What changed under the 2023 positive duty reforms? +
From 12 December 2022, amendments to the Sex Discrimination Act introduced a positive duty requiring employers and persons conducting a business or undertaking (PCBUs) to take reasonable and proportionate measures to eliminate, as far as possible, sexual harassment, sex discrimination, and related conduct in their workplaces. This shifted the law from a reactive complaints-based model to a proactive prevention framework. The Australian Human Rights Commission gained new compliance and investigation powers from August 2023 and can now conduct inquiries into whether duty holders are meeting their obligations, even without a formal complaint.
Where can I make a sexual harassment complaint? +
You have several options. The Australian Human Rights Commission (AHRC) handles complaints under the federal Sex Discrimination Act — it offers a free, confidential conciliation process. Since 2022, you can also apply directly to the Fair Work Commission for a "stop sexual harassment" order or for general protections if you were dismissed for complaining. State and territory equal opportunity bodies — such as the Victorian Equal Opportunity and Human Rights Commission, NSW Anti-Discrimination Board, and equivalents in other states — handle complaints under state legislation and can be a faster pathway in some circumstances. A lawyer can advise which forum is most appropriate for your specific situation.
How long do I have to make a complaint? +
Time limits vary by forum. Under the Sex Discrimination Act, complaints to the AHRC must generally be lodged within 24 months of the last act of harassment, though the Commission has discretion to accept later complaints in exceptional circumstances. For Fair Work Commission applications relating to dismissal connected to harassment, the standard 21-day limit from dismissal applies. State bodies have their own time limits, often 12 months. Because these deadlines are strict, it is critical to seek legal advice as soon as possible after the harassment occurs.

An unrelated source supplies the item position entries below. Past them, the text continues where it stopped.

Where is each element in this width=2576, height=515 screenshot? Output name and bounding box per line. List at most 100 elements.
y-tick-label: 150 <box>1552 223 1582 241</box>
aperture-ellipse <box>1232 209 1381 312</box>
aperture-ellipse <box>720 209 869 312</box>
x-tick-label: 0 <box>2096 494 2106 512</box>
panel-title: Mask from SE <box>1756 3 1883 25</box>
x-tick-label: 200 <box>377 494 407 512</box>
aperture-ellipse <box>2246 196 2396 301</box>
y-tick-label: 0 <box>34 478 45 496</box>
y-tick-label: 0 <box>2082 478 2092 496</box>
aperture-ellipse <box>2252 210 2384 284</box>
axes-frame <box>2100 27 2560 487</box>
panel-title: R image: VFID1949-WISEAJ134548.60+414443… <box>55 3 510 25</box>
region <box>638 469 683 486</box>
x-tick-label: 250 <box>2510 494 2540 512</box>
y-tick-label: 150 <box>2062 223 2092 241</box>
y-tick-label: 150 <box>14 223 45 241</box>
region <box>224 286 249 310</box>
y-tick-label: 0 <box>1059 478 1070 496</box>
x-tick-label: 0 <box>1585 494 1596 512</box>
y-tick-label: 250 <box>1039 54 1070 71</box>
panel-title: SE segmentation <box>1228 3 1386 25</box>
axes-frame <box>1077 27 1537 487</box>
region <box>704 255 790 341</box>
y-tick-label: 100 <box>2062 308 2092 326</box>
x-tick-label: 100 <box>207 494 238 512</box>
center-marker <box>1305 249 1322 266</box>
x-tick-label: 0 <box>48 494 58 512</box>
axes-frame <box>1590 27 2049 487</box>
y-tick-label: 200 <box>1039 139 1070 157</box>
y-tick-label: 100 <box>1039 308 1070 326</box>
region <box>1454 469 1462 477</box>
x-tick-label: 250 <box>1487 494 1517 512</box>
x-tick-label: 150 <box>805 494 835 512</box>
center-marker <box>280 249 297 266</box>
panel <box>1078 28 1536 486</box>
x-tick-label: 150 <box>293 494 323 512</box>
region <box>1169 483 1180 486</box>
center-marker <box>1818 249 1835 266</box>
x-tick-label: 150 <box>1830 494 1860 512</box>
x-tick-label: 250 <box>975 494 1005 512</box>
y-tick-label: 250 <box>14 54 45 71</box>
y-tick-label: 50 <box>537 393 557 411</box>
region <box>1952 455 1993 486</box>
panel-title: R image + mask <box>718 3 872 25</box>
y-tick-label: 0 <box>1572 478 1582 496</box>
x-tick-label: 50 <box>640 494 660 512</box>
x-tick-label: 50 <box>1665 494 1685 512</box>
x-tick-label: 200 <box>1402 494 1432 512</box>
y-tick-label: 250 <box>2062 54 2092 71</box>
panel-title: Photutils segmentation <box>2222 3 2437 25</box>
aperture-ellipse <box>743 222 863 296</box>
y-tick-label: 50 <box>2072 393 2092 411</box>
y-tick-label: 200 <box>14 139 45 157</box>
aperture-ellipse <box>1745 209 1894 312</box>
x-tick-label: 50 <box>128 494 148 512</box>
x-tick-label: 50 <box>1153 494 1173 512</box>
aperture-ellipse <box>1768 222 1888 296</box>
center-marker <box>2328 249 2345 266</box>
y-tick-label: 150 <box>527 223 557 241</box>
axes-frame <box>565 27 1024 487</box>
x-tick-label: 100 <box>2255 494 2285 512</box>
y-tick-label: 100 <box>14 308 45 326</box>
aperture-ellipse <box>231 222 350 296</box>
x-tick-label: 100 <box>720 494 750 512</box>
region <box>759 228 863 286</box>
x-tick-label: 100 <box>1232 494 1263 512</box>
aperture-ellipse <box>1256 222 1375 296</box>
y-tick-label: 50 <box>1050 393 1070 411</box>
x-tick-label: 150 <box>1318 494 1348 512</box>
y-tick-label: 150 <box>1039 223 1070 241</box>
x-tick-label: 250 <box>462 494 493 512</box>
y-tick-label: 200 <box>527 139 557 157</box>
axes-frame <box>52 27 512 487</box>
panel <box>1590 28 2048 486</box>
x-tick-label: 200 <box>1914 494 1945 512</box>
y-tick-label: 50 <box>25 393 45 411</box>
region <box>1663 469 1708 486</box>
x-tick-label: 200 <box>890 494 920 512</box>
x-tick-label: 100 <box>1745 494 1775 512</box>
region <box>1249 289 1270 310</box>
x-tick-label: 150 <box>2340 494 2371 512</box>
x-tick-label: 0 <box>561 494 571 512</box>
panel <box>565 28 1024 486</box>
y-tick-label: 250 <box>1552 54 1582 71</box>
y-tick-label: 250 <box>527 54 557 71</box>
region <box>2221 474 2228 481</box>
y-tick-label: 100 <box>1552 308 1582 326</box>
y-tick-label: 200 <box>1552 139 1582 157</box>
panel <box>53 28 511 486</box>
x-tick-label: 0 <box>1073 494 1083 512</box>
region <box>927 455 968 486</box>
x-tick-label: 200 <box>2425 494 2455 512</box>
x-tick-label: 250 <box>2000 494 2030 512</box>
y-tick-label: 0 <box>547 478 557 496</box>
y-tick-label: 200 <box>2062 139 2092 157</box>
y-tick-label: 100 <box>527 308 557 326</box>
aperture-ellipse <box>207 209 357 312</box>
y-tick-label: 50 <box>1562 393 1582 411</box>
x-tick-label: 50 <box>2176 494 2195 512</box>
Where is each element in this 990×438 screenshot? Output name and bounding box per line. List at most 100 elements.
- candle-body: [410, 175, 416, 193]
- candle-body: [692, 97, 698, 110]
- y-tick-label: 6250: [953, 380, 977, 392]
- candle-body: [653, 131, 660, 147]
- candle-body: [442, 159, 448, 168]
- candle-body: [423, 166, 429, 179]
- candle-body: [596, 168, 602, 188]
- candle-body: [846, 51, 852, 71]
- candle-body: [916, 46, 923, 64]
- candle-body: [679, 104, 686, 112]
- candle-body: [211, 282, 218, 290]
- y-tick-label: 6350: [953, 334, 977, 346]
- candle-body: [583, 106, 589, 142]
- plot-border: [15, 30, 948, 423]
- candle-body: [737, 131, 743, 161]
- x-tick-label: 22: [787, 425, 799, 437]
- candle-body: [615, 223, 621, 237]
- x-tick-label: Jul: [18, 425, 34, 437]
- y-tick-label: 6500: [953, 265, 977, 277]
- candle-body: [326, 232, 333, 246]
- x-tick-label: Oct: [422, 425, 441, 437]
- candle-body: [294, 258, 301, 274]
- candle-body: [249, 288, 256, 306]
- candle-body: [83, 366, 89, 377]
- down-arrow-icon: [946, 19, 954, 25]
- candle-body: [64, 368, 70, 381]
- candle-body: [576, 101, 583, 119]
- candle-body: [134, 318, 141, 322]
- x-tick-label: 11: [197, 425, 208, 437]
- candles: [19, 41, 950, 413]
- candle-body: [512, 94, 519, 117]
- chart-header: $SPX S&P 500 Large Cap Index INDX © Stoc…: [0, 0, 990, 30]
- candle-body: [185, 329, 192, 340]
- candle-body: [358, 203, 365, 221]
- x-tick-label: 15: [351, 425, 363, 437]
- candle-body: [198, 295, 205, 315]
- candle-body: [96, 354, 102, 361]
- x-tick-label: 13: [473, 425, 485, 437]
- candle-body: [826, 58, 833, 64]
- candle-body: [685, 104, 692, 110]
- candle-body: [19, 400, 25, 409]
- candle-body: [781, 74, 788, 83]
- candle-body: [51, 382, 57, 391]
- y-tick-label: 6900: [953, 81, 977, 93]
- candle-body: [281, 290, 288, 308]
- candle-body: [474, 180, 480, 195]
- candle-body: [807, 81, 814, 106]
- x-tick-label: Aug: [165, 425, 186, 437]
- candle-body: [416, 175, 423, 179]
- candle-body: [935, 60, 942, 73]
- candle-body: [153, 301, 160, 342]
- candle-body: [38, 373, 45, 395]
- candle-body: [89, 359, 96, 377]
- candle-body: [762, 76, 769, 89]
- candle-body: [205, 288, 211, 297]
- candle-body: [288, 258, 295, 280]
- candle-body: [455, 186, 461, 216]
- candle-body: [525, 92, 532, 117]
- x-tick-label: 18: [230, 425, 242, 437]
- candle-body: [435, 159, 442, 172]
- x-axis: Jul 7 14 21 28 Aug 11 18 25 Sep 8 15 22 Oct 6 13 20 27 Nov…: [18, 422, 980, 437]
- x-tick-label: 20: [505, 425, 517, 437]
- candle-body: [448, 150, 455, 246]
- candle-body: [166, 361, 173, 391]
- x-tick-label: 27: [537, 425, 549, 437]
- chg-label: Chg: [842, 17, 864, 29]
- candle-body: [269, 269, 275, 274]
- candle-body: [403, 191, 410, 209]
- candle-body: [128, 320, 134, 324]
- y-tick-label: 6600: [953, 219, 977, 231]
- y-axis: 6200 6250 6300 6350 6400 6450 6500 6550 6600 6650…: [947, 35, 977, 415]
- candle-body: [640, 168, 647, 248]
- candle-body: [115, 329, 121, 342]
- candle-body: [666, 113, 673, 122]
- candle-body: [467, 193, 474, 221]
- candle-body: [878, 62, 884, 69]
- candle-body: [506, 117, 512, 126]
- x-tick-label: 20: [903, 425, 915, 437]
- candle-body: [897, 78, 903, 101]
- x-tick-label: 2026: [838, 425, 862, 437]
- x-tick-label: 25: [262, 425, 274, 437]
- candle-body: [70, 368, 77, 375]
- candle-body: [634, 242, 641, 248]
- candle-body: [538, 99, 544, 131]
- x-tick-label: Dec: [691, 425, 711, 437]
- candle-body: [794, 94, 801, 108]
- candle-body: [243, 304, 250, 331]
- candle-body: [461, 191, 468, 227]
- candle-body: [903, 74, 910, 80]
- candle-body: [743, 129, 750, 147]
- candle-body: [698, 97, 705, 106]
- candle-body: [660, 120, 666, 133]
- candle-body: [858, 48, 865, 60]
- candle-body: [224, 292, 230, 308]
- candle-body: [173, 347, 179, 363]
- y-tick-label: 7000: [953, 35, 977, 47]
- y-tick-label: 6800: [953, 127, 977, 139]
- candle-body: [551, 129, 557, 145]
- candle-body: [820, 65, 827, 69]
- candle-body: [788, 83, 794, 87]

What compensation can I receive for workplace sexual harassment? +
Remedies in harassment cases can include compensation for economic loss (lost wages, reduced career prospects), general damages for hurt, humiliation, and distress, and in egregious cases, aggravated damages. If the matter reaches a federal court, there is no statutory cap on damages in sexual harassment claims under the Sex Discrimination Act, unlike the cap that applies in unfair dismissal cases. Many cases also settle through conciliation at the AHRC or Fair Work Commission, often including confidential monetary payments, a formal apology, or changes to workplace policies.
Am I protected from retaliation if I make a complaint? +
Yes. Making a sexual harassment complaint is a protected activity under both the Sex Discrimination Act and the general protections provisions of the Fair Work Act 2009. If your employer takes adverse action against you — including dismissal, demotion, reducing your hours, or creating a hostile work environment — because you made or intend to make a complaint, that is itself unlawful. You can bring a separate general protections claim, and the burden of proof shifts to the employer to prove the adverse action was not taken for a prohibited reason. Retaliation claims can be pursued in conjunction with your underlying harassment complaint.